“Come on, baby,” I croon softly to her, begging her to stop. “It’s okay. Just tell me what you want. Anything.”
Her shrill little cry rattles my eardrums.
Overwhelmed, I head downstairs to try walking her around. Her voice fills up the house as she cries to the point of hiccups. We walk up and down the stairs, we turn circles in the sitting rooms, we go around and around, looking at everything I can think to show her and get her attention. She cries harder.
I slump down in the living room with her, begging her to stop, on the verge of crying myself.
What am I doing wrong?
This whole time I’ve been telling myself I have to be prepared to be alone—maybe forever. It turns out, I can’t be alone with a baby for ten minutes without a disaster-level meltdown. My own emotions lash and roil right alongside Emma’s, my nerves so frayed and thin lately, I want to break down right along with her.
“What’s all the fuss?”
My head jerks up as Nico steps into the room, holding a familiar box in his hands.
“Nico,” I gasp, the word lost in Emma’s crying. I didn’t expect him to be back at the house. I look between him and the box of Vinny’s things in his hands. “What are you doing with that?”
“Bringing it to you for safekeeping. Thaddeus was going to throw it away,” Nico says. He carries Vinny’s things to me and puts them on the couch.
My heart skips.
“What? I told him just to push my stuff out of the way, not—”

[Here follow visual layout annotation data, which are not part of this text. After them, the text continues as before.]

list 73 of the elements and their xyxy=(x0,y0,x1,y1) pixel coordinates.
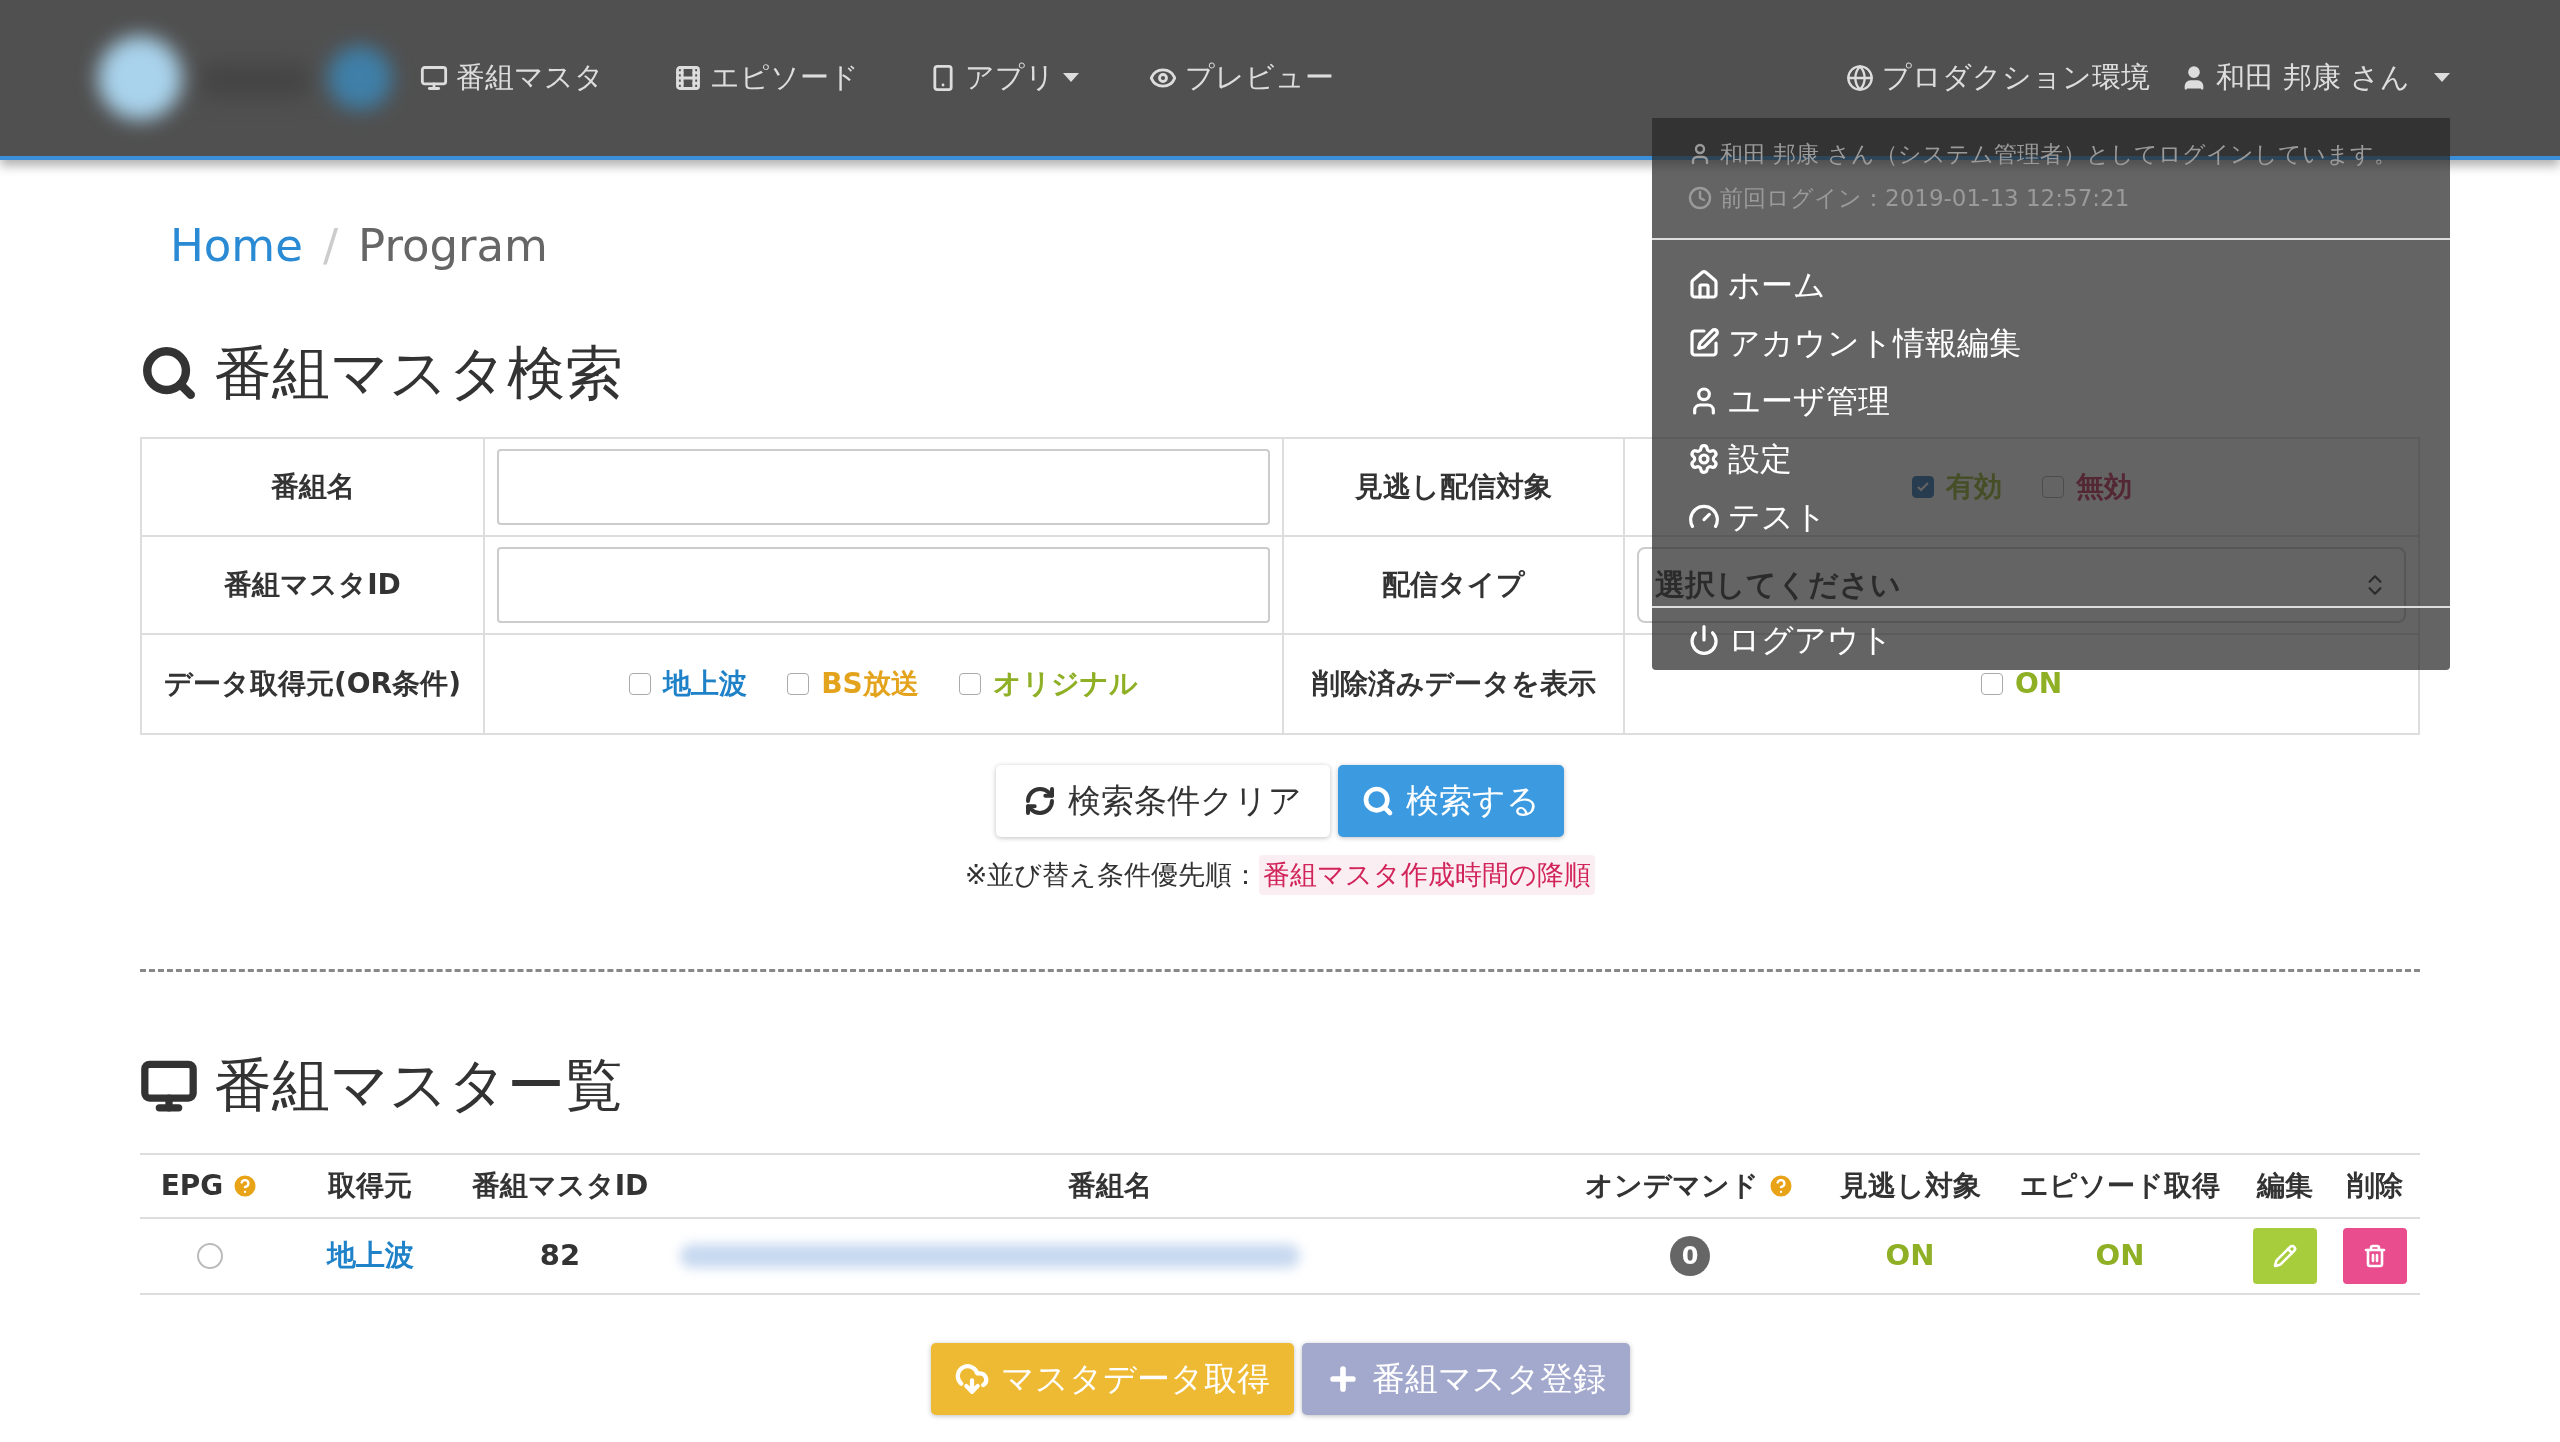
globe-icon xyxy=(1845,64,1874,92)
checkbox[interactable] xyxy=(629,672,652,695)
field-label: データ取得元(OR条件) xyxy=(164,665,461,702)
radio-button[interactable] xyxy=(197,1243,223,1269)
field-label: 削除済みデータを表示 xyxy=(1311,665,1596,702)
column-header: オンデマンド xyxy=(1585,1168,1759,1204)
nav-link[interactable]: エピソード xyxy=(674,56,859,100)
option-label: 有効 xyxy=(1945,468,2002,505)
field-label: 見逃し配信対象 xyxy=(1355,468,1552,505)
text-field[interactable] xyxy=(497,448,1270,525)
column-header: 編集 xyxy=(2257,1168,2313,1204)
user-menu-toggle[interactable]: 和田 邦康 さん xyxy=(2179,56,2450,100)
source-link[interactable]: 地上波 xyxy=(326,1234,414,1278)
trash-icon xyxy=(2363,1244,2387,1268)
table-cell-text: ON xyxy=(2095,1237,2145,1275)
column-header: 取得元 xyxy=(328,1168,412,1204)
section-title: 番組マスター覧 xyxy=(214,1050,623,1121)
edit-button[interactable] xyxy=(2253,1228,2317,1284)
nav-link[interactable]: アプリ xyxy=(929,56,1079,100)
monitor-icon xyxy=(420,64,448,92)
checkbox[interactable] xyxy=(1980,672,2003,695)
logout-item[interactable]: ログアウト xyxy=(1688,614,1893,666)
menu-item[interactable]: 設定 xyxy=(1688,430,1792,488)
column-header: 番組名 xyxy=(1068,1168,1152,1204)
text-field[interactable] xyxy=(497,546,1270,623)
table-cell-text: 82 xyxy=(539,1237,581,1275)
menu-item[interactable]: ホーム xyxy=(1688,256,1826,314)
breadcrumb-link[interactable]: Home xyxy=(170,212,303,280)
film-icon xyxy=(674,64,702,92)
breadcrumb-current: Program xyxy=(358,218,548,274)
clear-button[interactable]: 検索条件クリア xyxy=(996,764,1330,837)
column-header: 見逃し対象 xyxy=(1839,1168,1981,1204)
sort-order: 番組マスタ作成時間の降順 xyxy=(1259,854,1596,895)
clock-icon xyxy=(1688,186,1712,210)
checkbox[interactable] xyxy=(787,672,810,695)
section-title: 番組マスタ検索 xyxy=(214,337,623,409)
cloud-download-icon xyxy=(954,1362,989,1396)
menu-item[interactable]: ユーザ管理 xyxy=(1688,372,1890,430)
menu-item[interactable]: アカウント情報編集 xyxy=(1688,314,2021,372)
field-label: 番組名 xyxy=(270,468,355,505)
table-cell-text: ON xyxy=(1885,1237,1935,1275)
nav-link[interactable]: プレビュー xyxy=(1149,56,1334,100)
power-icon xyxy=(1688,624,1720,656)
search-icon xyxy=(1362,784,1394,817)
option-label: 地上波 xyxy=(663,665,748,702)
delete-button[interactable] xyxy=(2343,1228,2407,1284)
refresh-icon xyxy=(1024,784,1056,817)
column-header: EPG xyxy=(160,1168,224,1204)
option-label: 無効 xyxy=(2075,468,2132,505)
checkbox[interactable] xyxy=(958,672,981,695)
breadcrumb-separator: / xyxy=(322,218,339,274)
settings-icon xyxy=(1688,443,1720,475)
caret-icon xyxy=(1063,73,1079,83)
count-badge: 0 xyxy=(1670,1236,1710,1276)
pencil-icon xyxy=(2273,1244,2297,1268)
home-icon xyxy=(1688,269,1720,301)
column-header: 番組マスタID xyxy=(471,1168,649,1204)
field-label: 番組マスタID xyxy=(224,566,401,603)
login-info-text: 和田 邦康 さん（システム管理者）としてログインしています。 xyxy=(1720,139,2397,169)
environment-link[interactable]: プロダクション環境 xyxy=(1845,56,2150,100)
search-button[interactable]: 検索する xyxy=(1338,764,1564,837)
column-header: エピソード取得 xyxy=(2020,1168,2220,1204)
option-label: BS放送 xyxy=(821,665,919,702)
edit-icon xyxy=(1688,327,1720,359)
option-label: ON xyxy=(2014,665,2063,702)
menu-item[interactable]: テスト xyxy=(1688,488,1827,546)
caret-icon xyxy=(2434,73,2450,83)
option-label: オリジナル xyxy=(992,665,1138,702)
nav-link[interactable]: 番組マスタ xyxy=(420,56,604,100)
sort-note-label: ※並び替え条件優先順： xyxy=(964,857,1260,892)
field-label: 配信タイプ xyxy=(1382,566,1525,603)
column-header: 削除 xyxy=(2347,1168,2403,1204)
search-icon xyxy=(140,344,198,402)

There’s hardly any point to speaking as Emma gives another long, anguished cry. I brace myself against the tiny thread of anxiety spinning and spinning inside of me, threatening to snap.
“I’m sorry, I just…she won’t stop, and I don’t know what’s wrong, and…”
Suddenly, Emma is whisked from my grasp. I blink as Nico scoops her up into his arms.
“You got a lot to say, don’t you?” he teases her, scratching his fingers against her belly. “That’s a lot of opinions for somebody so little.”
Even Emma is surprised, too surprised to cry for a few moments, her big eyes wide and curious as she’s stolen away. She looks at Nico, who sweet-talks her lowly, asking her what the big idea is. The moment she thinks about crying again, Nico cradles one big hand around her neck and the other under her back, feigning tossing her around as he carefully swoops her up and down in the air. Her desperate crying turns into frantic giggles. She loves it, squealing and laughing. Nico grins as he wins her over in a flash, her little limbs kicking, begging for more, each dip of his arms accompanied by a playful roar as he pretends to sling her around.
Nico dances around the dusk-purpled living room with a baby in his arms. It twists my heart into a vise.
“It’s not your fault you’re a little troublemaker, is it?” he asks her as he gives her another playful pretend-toss. “It runs in the family.”
He plays right along with her, holds her so carefully but so fondly, sheer adoration in his face—no matter what he feels for Salvatore, with one look I can tell he would never hold that against Emma.
He’s so perfect with her that now my tears start coming and they don’t stop. I look at him like that and see everything that I could give him. How can he not want that? I can see it so plainly in him, right here in front of me!
My hand slides against my belly, and suddenly, the truth feels lightweight.
“Nico,” I choke out through my tight throat, desperate to tell him.
He spins around, surprised by the tears in my voice—but his expression darkens as his eyes land on something over my shoulder.
“Put her down,now.”
Salvatore’s voice is cold and deadly as it interrupts us, cutting through my confession like a blade. I recognize his tone immediately—the resigned voice of a man who has already made a deadly decision, who is too outraged to beangry. I leap to my feet, spinning around to find Salvatore, Marcel, and Thaddeus standing in the arched doorway. Thaddeus is red in the face with a necklace of ugly, violent bruises around his neck and one bloodshot eye. He cradles his hand to his chest.
Emma whines when Nico stops playing with her, frozen to the spot as she squirms in his grip.
“Sal, I wasn’t…”
For the first time, genuine worry colors Nico’s voice.
Emma starts to cry again, filling up the tense air as her fingers tug at his shirt, trying to figure out how to get him to play with her again. I rush to them and slip Emma out of his arms and into mine. I turn to stand between him and the angry men.